Amber heard it all, but couldn’t follow. “What’s he talking about?” she hissed.
The other young man caught it as well. At first he just shook his head, but then understanding crept over him. “Oh, no.”
The blood-stained face under the laurel crown screwed up in a rage. Cornelius tore a short sword out of a fold within his toga. “Impudent brat!” he snarled, “I will cut—
!“
“Lord Cornelius, please!” cautioned the Englishman again. Two other vampires stepped out of the crowd, both of them
rough, muscular men in dark leather and denim that seemed somehow just a bit off from what they should be wearing.
Alex looked at the pair curiously. Something about the
long, scraggly blond hair of the one and the red beard of the other seemed familiar to him. He knew those rings on their fingers and the gold bands on their arms. They both carried large blades, one on his belt and the other over his shoulder.
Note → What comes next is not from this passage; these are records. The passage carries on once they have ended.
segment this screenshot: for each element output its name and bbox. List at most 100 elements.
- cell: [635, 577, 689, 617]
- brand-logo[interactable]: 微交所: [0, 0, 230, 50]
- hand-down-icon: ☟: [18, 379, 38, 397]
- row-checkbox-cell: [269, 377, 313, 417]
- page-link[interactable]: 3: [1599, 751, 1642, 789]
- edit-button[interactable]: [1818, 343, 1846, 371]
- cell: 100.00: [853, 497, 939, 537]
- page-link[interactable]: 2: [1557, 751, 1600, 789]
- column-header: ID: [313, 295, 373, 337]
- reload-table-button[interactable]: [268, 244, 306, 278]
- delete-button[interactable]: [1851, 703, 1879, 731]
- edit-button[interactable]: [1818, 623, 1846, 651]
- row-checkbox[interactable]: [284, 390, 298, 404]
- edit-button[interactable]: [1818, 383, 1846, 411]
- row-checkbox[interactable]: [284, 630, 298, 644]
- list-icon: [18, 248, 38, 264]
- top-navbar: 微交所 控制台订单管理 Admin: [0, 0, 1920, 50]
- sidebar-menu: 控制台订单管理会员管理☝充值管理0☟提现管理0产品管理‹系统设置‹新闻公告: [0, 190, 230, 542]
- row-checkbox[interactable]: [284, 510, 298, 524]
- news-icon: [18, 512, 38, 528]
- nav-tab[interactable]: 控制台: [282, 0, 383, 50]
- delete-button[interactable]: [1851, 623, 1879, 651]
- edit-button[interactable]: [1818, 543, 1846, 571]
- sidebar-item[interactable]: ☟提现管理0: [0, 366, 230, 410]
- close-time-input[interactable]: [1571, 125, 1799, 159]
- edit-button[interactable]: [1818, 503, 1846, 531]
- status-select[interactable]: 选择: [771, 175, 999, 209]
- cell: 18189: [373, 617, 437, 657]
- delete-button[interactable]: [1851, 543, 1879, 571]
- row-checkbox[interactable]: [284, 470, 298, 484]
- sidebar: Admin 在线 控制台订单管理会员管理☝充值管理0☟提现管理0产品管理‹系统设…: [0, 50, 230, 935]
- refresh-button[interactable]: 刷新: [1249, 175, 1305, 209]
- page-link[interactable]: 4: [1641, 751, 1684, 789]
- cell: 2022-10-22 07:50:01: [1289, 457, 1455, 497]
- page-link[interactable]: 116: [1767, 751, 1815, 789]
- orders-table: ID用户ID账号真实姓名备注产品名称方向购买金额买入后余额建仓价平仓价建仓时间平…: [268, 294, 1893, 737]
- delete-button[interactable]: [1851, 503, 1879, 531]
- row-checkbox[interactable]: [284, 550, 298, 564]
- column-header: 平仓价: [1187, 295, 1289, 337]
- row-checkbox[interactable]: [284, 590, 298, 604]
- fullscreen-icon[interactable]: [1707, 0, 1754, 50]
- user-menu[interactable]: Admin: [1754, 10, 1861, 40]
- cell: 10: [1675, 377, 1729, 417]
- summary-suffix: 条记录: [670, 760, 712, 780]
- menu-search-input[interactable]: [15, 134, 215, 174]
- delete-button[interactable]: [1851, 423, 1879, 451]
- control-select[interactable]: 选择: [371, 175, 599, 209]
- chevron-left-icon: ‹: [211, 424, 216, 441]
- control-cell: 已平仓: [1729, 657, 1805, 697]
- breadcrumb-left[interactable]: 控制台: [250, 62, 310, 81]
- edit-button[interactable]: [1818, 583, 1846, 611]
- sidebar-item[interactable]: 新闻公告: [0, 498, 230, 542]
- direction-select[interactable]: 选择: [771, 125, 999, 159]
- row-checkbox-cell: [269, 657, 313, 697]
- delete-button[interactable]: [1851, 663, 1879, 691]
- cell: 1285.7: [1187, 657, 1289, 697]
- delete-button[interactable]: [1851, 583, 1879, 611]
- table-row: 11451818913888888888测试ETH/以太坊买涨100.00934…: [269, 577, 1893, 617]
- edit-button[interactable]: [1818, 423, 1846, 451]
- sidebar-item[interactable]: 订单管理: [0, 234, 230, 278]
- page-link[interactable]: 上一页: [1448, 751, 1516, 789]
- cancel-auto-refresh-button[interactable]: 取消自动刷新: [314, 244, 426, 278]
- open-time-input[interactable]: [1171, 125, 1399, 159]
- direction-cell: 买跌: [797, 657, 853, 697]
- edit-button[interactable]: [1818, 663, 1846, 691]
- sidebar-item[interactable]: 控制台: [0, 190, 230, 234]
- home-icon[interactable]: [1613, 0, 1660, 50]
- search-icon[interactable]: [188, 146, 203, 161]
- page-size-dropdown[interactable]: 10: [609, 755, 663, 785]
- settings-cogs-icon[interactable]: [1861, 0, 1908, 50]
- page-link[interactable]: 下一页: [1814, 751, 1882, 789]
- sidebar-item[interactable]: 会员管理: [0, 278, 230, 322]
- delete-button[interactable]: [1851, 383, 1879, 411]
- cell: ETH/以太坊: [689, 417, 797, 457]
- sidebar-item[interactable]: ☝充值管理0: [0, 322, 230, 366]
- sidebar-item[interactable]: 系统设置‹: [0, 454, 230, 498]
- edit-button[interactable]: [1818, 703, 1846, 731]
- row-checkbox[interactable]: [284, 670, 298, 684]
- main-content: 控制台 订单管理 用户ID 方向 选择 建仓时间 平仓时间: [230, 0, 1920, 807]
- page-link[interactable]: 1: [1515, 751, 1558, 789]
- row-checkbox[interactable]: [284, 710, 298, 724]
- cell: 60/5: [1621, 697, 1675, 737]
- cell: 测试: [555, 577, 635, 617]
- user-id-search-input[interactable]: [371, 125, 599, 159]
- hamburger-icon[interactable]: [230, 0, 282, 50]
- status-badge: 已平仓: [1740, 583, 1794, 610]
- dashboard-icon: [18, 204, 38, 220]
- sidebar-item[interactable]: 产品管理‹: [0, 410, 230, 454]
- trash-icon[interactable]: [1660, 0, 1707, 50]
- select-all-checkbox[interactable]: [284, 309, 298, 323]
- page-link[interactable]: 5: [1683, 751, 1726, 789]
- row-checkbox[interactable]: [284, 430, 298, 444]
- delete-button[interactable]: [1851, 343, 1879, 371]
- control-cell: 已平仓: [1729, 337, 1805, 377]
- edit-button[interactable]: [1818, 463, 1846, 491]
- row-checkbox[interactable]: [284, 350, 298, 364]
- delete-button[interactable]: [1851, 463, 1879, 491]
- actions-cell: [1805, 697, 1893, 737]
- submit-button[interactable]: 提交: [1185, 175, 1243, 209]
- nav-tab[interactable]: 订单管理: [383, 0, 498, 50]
Both had small, light axes tucked in their belts.
If he’d been angry before, the mere sight of these two brought his feelings to a fever pitch. Old, simmering
hatred welled up inside. Alex had never seen them before, couldn’t know them from Adam, and yet his hands balled into fists and began to tremble. It was all he could do to keep control of it.
The Englishman sighed for effect and turned his attention back to Alex. “I am the Lord Mayor George Wentworth of New York. Like my friend and ally,
Lord Cornelius
,” he said, emphasizing the words—though several behind him smirked at the sound of it—he continued, “I am a longstanding ally of the Lady Anastacia of this city. I believe you may have met her?”
“I might’ve heard that name,”
Alex growled, “but I don’t remember.”
“You would remember the Lady’s grace and majesty,” assured Wentworth.
“That’s not how I’d describe you guys,” Alex shook his head.
“Mr. Carlisle, we know you were the subject of a search by her court and by the Brotherhood of Apollo. We know of the involvement of demons from the Pit. You will find no salvation in being either evasive or insolent.”
“What do you want?”
“Closure,” Wentworth said, his calm returning once more. “We seek to resolve this issue and move on. It must
be conducted in front of many witnesses so that no accusations of skullduggery or treachery live on after the fact.” His arms spread wide to indicate the assembly of vampires around him. “Your opinions and motives are irrelevant… though we would like to hear whom you serve. The Lady also sought out someone named Lorelei. Lord Cornelius knows of a certain demon by that name. Is she your mistress?”
“
I don’t serve anybody,” Alex replied, still holding his anger in check. His thoughts bent further and further toward violence, but he had friends here. He had to think of them first. Stalling offered the best bet for their survival.
“There was a party hosted by the Lady,” Wentworth went on, “and now the home that held it is nothing but ashes and ruin. Do you know what happened there?”
“Your lady friend and her buddies kidnapped me. They wanted to hand me over to bad people. It didn’t go so well for them.”
Hisses and murmurs swept the crowd. Wentworth looked to Cornelius before speaking again. “Mr. Carlisle, is the Lady dead?”
“I don’t know,” Alex answered honestly. His eyes stayed mostly on the pair of long-haired vampires. He knew they were deadly raiders. He knew they were liars and scum. They’d ruined his life… when?
“You don’t know?”
“Like I said, they were working for other people,” Alex shrugged. “They got in the way. All I did was defend myself. I had no beef with them.”